Spain’s capitalist mixed economy is the 14th largest worldwide and the 4th largest in the European Union, as well as the Eurozone’s 4th largest.
The centre-right government of former prime minister José María Aznar worked successfully to gain admission to the group of countries launching the euro in 1999. Unemployment stood at 17.1% in June 2017, below Spain’s early 1990s unemployment rate of at over 20%. The youth unemployment rate (35% in March 2018) is extremely high compared to EU standards. Perennial weak points of Spain’s economy include a large informal economy, and an education system which OECD reports place among the poorest for developed countries, along with the United States.
By the mid-1990s the economy had commenced the growth that had been disrupted by the global recession of the early 1990s. The strong economic growth helped the government to reduce the government debt as a percentage of GDP and Spain’s high unemployment rate began to steadily decline. With the government budget in balance and inflation under control Spain was admitted into the Eurozone in 1999.
Since the 1990s some Spanish companies have gained multinational status, often expanding their activities in culturally close Latin America. Spain is the second biggest foreign investor there, after the United States. Spanish companies have also expanded into Asia, especially China and India. This early global expansion is a competitive advantage over its competitors and European neighbours. The reason for this early expansion is the booming interest towards Spanish language and culture in Asia and Africa and a corporate culture that learned to take risks in unstable markets.
Spanish companies invested in fields like renewable energy commercialisation (Iberdrola was the world’s largest renewable energy operator), technology companies like Telefónica, Abengoa, Mondragon Corporation (which is the world’s largest worker-owned cooperative), Movistar, Hisdesat, Indra, train manufacturers like CAF, Talgo, global corporations such as the textile company Inditex, petroleum companies like Repsol or Cepsa and infrastructure, with six of the ten biggest international construction firms specialising in transport being Spanish, like Ferrovial, Acciona, ACS, OHL and FCC.

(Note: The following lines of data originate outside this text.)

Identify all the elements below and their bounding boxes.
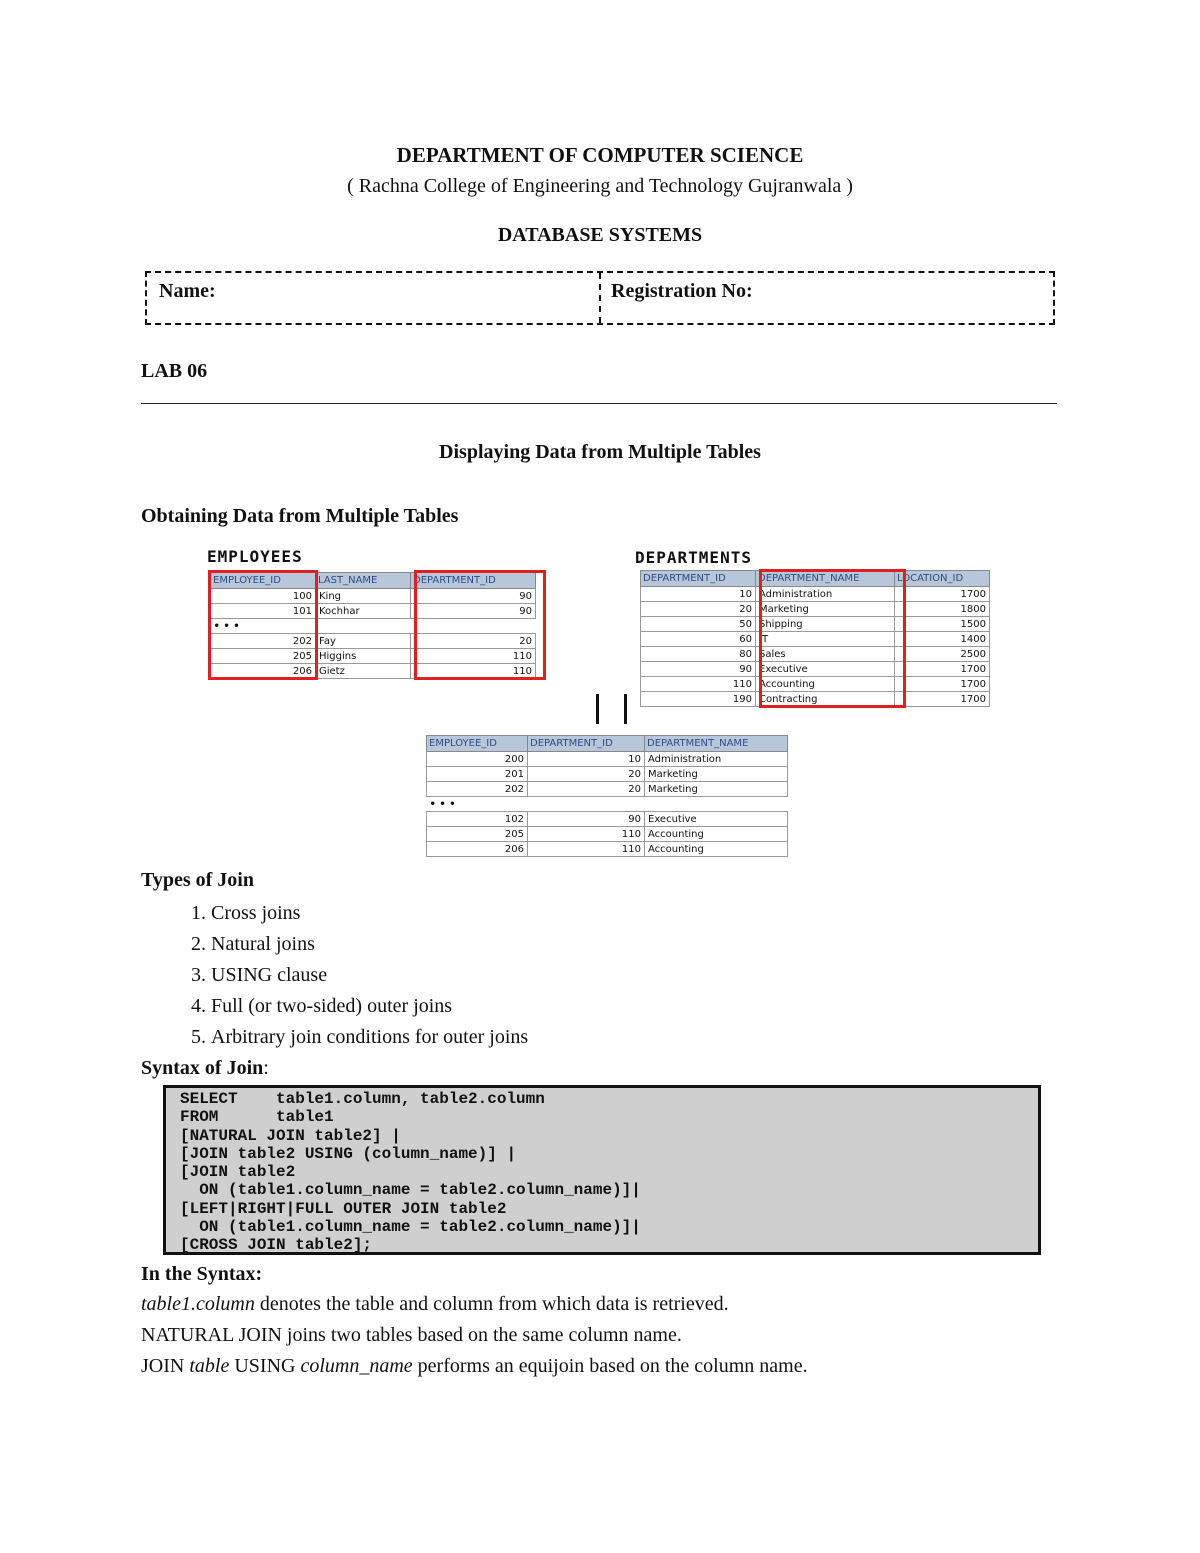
syntax-code-block	[163, 1085, 1041, 1255]
horizontal-rule	[141, 403, 1057, 404]
cell: 60	[641, 632, 756, 647]
cell: Sales	[756, 647, 895, 662]
cell: Marketing	[756, 602, 895, 617]
cell: 20	[641, 602, 756, 617]
cell: Contracting	[756, 692, 895, 707]
cell: 110	[641, 677, 756, 692]
col-header: DEPARTMENT_ID	[528, 736, 645, 752]
cell: Fay	[316, 634, 411, 649]
cell: 20	[528, 767, 645, 782]
lab-number: LAB 06	[141, 360, 208, 382]
col-header: EMPLOYEE_ID	[211, 573, 316, 589]
section-heading-obtaining: Obtaining Data from Multiple Tables	[141, 505, 459, 527]
cell: Gietz	[316, 664, 411, 679]
cell: Marketing	[645, 767, 788, 782]
cell: 110	[528, 842, 645, 857]
cell: 1700	[895, 587, 990, 602]
cell: 202	[211, 634, 316, 649]
cell: 1500	[895, 617, 990, 632]
cell: 50	[641, 617, 756, 632]
em-text: table1.column	[141, 1293, 255, 1315]
cell: Marketing	[645, 782, 788, 797]
name-label: Name:	[159, 280, 216, 302]
highlight-department-name	[759, 569, 906, 708]
code-line: [JOIN table2	[180, 1163, 296, 1182]
cell: 1700	[895, 692, 990, 707]
code-line: FROM table1	[180, 1108, 334, 1127]
cell: Shipping	[756, 617, 895, 632]
code-line: SELECT table1.column, table2.column	[180, 1090, 545, 1108]
cell: 202	[427, 782, 528, 797]
cell: Accounting	[645, 842, 788, 857]
table-row	[427, 827, 788, 842]
col-header: EMPLOYEE_ID	[427, 736, 528, 752]
cell: Higgins	[316, 649, 411, 664]
cell: Administration	[756, 587, 895, 602]
table-row	[427, 782, 788, 797]
registration-label: Registration No:	[611, 280, 753, 302]
cell: 10	[641, 587, 756, 602]
cell: 100	[211, 589, 316, 604]
table-row	[427, 812, 788, 827]
join-arrow-right	[624, 694, 627, 724]
table-row	[427, 842, 788, 857]
section-heading-types: Types of Join	[141, 869, 254, 891]
cell: 90	[411, 604, 536, 619]
cell: 90	[528, 812, 645, 827]
highlight-department-id	[414, 570, 546, 680]
text: denotes the table and column from which data is retrieved.	[254, 1293, 729, 1315]
list-item: 2. Natural joins	[211, 929, 528, 960]
list-item: 4. Full (or two-sided) outer joins	[211, 991, 528, 1022]
field-divider	[599, 273, 601, 323]
text: performs an equijoin based on the column name.	[412, 1355, 808, 1377]
cell: 20	[411, 634, 536, 649]
cell: 1800	[895, 602, 990, 617]
list-item: 1. Cross joins	[211, 898, 528, 929]
section-heading-in-syntax: In the Syntax:	[141, 1263, 263, 1285]
col-header: LOCATION_ID	[895, 571, 990, 587]
cell: 101	[211, 604, 316, 619]
cell: 90	[411, 589, 536, 604]
cell: 205	[427, 827, 528, 842]
ellipsis-row	[427, 797, 788, 812]
col-header: DEPARTMENT_NAME	[645, 736, 788, 752]
syntax-heading-colon: :	[263, 1057, 269, 1079]
cell: IT	[756, 632, 895, 647]
col-header: DEPARTMENT_ID	[411, 573, 536, 589]
code-line: [NATURAL JOIN table2] |	[180, 1126, 401, 1145]
department-title: DEPARTMENT OF COMPUTER SCIENCE	[396, 143, 804, 167]
text: JOIN	[141, 1355, 190, 1377]
highlight-employee-id	[208, 570, 318, 680]
cell: Executive	[756, 662, 895, 677]
syntax-heading-text: Syntax of Join	[141, 1057, 264, 1079]
code-line: [JOIN table2 USING (column_name)] |	[180, 1144, 517, 1163]
list-item: 5. Arbitrary join conditions for outer joins	[211, 1022, 528, 1053]
cell: 2500	[895, 647, 990, 662]
em-text: table	[189, 1355, 230, 1377]
explanation-line-2: NATURAL JOIN joins two tables based on the same column name.	[141, 1324, 682, 1346]
cell: 206	[427, 842, 528, 857]
cell: 200	[427, 752, 528, 767]
cell: 90	[641, 662, 756, 677]
cell: Accounting	[756, 677, 895, 692]
cell: 102	[427, 812, 528, 827]
page-title: Displaying Data from Multiple Tables	[439, 441, 761, 463]
employees-table-title: EMPLOYEES	[207, 547, 303, 566]
cell: Administration	[645, 752, 788, 767]
col-header: DEPARTMENT_NAME	[756, 571, 895, 587]
table-row	[427, 767, 788, 782]
section-heading-syntax	[141, 1057, 269, 1080]
explanation-line-3	[141, 1355, 808, 1378]
cell: 206	[211, 664, 316, 679]
cell: 201	[427, 767, 528, 782]
join-result-table	[426, 735, 788, 857]
col-header: LAST_NAME	[316, 573, 411, 589]
em-text: column_name	[300, 1355, 413, 1377]
cell: 190	[641, 692, 756, 707]
student-info-box	[145, 271, 1055, 325]
code-line: ON (table1.column_name = table2.column_name)]|	[180, 1181, 641, 1200]
cell: 110	[411, 664, 536, 679]
code-line: [LEFT|RIGHT|FULL OUTER JOIN table2	[180, 1199, 507, 1218]
cell: Accounting	[645, 827, 788, 842]
cell: 110	[528, 827, 645, 842]
join-types-list	[175, 898, 528, 1053]
explanation-line-1	[141, 1293, 729, 1316]
cell: 1700	[895, 662, 990, 677]
cell: 110	[411, 649, 536, 664]
join-arrow-left	[596, 694, 599, 724]
cell: 1700	[895, 677, 990, 692]
cell: 10	[528, 752, 645, 767]
ellipsis: • • •	[427, 797, 528, 812]
cell: 205	[211, 649, 316, 664]
departments-table-title: DEPARTMENTS	[635, 548, 752, 567]
college-name: ( Rachna College of Engineering and Technology Gujranwala )	[347, 175, 853, 197]
cell: Kochhar	[316, 604, 411, 619]
cell: Executive	[645, 812, 788, 827]
cell: 80	[641, 647, 756, 662]
cell: King	[316, 589, 411, 604]
col-header: DEPARTMENT_ID	[641, 571, 756, 587]
list-item: 3. USING clause	[211, 960, 528, 991]
ellipsis: • • •	[211, 619, 316, 634]
cell: 20	[528, 782, 645, 797]
code-line: [CROSS JOIN table2];	[180, 1236, 373, 1255]
course-title: DATABASE SYSTEMS	[497, 224, 703, 246]
cell: 1400	[895, 632, 990, 647]
code-line: ON (table1.column_name = table2.column_name)]|	[180, 1218, 641, 1237]
table-row	[427, 752, 788, 767]
text: USING	[229, 1355, 301, 1377]
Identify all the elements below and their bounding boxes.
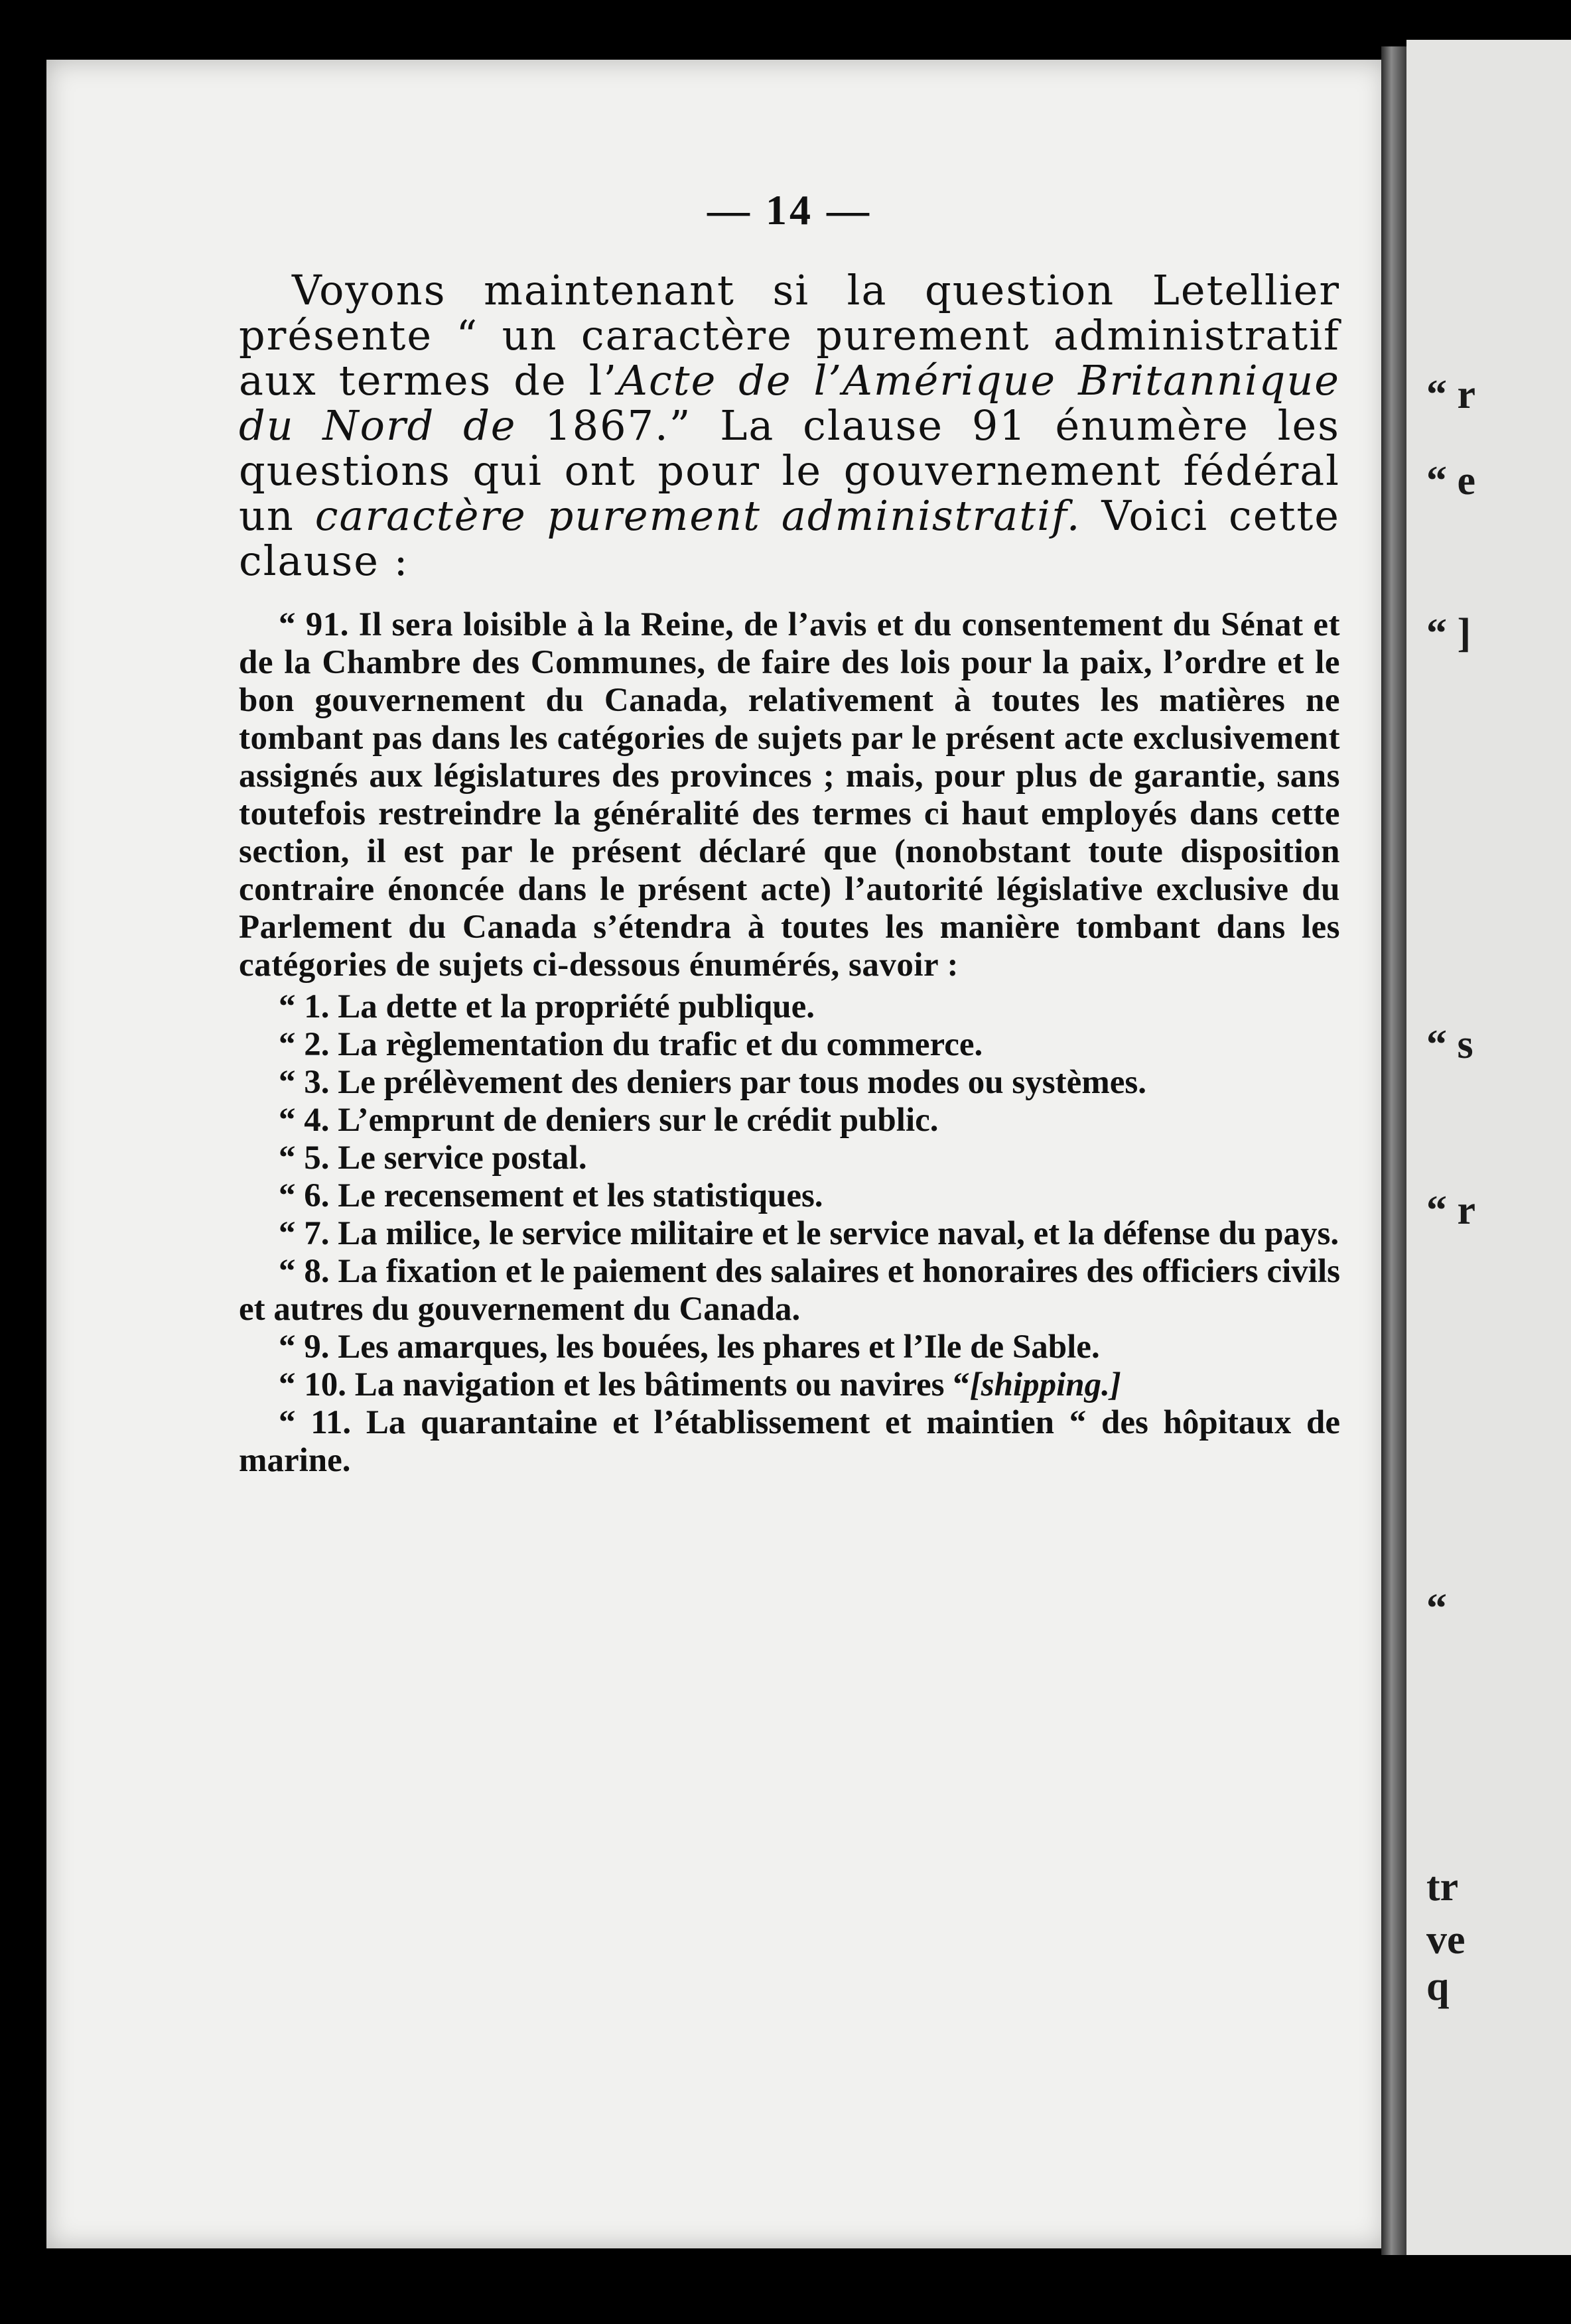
act-title: Acte de l’Amérique Britannique du Nord de [239, 356, 1340, 450]
fragment-text: “ r [1426, 1188, 1476, 1233]
clause-item-1: “ 1. La dette et la propriété publique. [279, 988, 815, 1025]
fragment-text: “ r [1426, 372, 1476, 417]
fragment-text: ve [1426, 1917, 1466, 1963]
page-content [239, 186, 1340, 1480]
fragment-text: tr [1426, 1864, 1459, 1909]
clause-91: “ 91. Il sera loisible à la Reine, de l’avis et du consentement du Sénat et de la Chambre des Communes, de faire des lois pour la paix, l’ordre et le bon gouvernement du Canada, relativement à toutes les matières ne tombant pas dans les catégories de sujets par le présent acte exclusivement assignés aux législatures des provinces ; mais, pour plus de garantie, sans toutefois restreindre la généralité des termes ci haut employés dans cette section, il est par le présent déclaré que (nonobstant toute disposition contraire énoncée dans le présent acte) l’autorité législative exclusive du Parlement du Canada s’étendra à toutes les manière tombant dans les catégories de sujets ci-dessous énumérés, savoir : [239, 606, 1340, 984]
fragment-text: “ e [1426, 458, 1476, 503]
clause-item-10-text: “ 10. La navigation et les bâtiments ou navires “ [279, 1366, 970, 1403]
clause-item-6: “ 6. Le recensement et les statistiques. [279, 1177, 823, 1214]
fragment-text: “ s [1426, 1022, 1473, 1067]
clause-item-3: “ 3. Le prélèvement des deniers par tous modes ou systèmes. [279, 1064, 1146, 1101]
scan-edge-top [0, 0, 1571, 53]
emphasis-administratif: caractère purement administratif. [314, 491, 1081, 540]
book-spine [1381, 46, 1406, 2262]
intro-text-1: Voyons maintenant si la question Letellier présente “ un caractère purement administratif aux termes de l’ [239, 266, 1340, 405]
intro-text-3: Voici cette clause : [239, 491, 1340, 585]
clause-item-9: “ 9. Les amarques, les bouées, les phares et l’Ile de Sable. [279, 1328, 1100, 1366]
clause-item-4: “ 4. L’emprunt de deniers sur le crédit public. [279, 1102, 939, 1139]
book-page [46, 60, 1387, 2248]
fragment-text: “ ] [1426, 611, 1471, 656]
clause-item-7: “ 7. La milice, le service militaire et le service naval, et la défense du pays. [279, 1215, 1339, 1252]
page-number: — 14 — [707, 186, 872, 233]
clause-item-5: “ 5. Le service postal. [279, 1139, 587, 1177]
intro-text-2: 1867.” La clause 91 énumère les questions qui ont pour le gouvernement fédéral un [239, 401, 1341, 540]
scan-edge-bottom [0, 2255, 1571, 2324]
intro-paragraph [239, 268, 1340, 584]
fragment-text: q [1426, 1964, 1450, 2009]
clause-item-11: “ 11. La quarantaine et l’établissement et maintien “ des hôpitaux de marine. [239, 1404, 1340, 1479]
clause-item-10-shipping: [shipping.] [969, 1366, 1121, 1403]
adjacent-page-fragment [1406, 40, 1571, 2262]
fragment-text: “ [1426, 1586, 1447, 1631]
clause-item-10 [239, 1366, 1340, 1404]
clause-item-2: “ 2. La règlementation du trafic et du commerce. [279, 1026, 983, 1063]
clause-item-8: “ 8. La fixation et le paiement des salaires et honoraires des officiers civils et autres du gouvernement du Canada. [239, 1253, 1340, 1328]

In 2005 the Economist Intelligence Unit’s quality of life survey placed Spain among the top 10 in the world. In 2013 the same survey (now called the “Where-to-be-born index”), ranked Spain 28th in the world.
In 2010, the Basque city of Bilbao was awarded with the Lee Kuan Yew World City Prize, and its mayor at the time, Iñaki Azkuna, was awarded the World Mayor Prize in 2012. The Basque capital city of Vitoria-Gasteiz received the European Green Capital Award in 2012.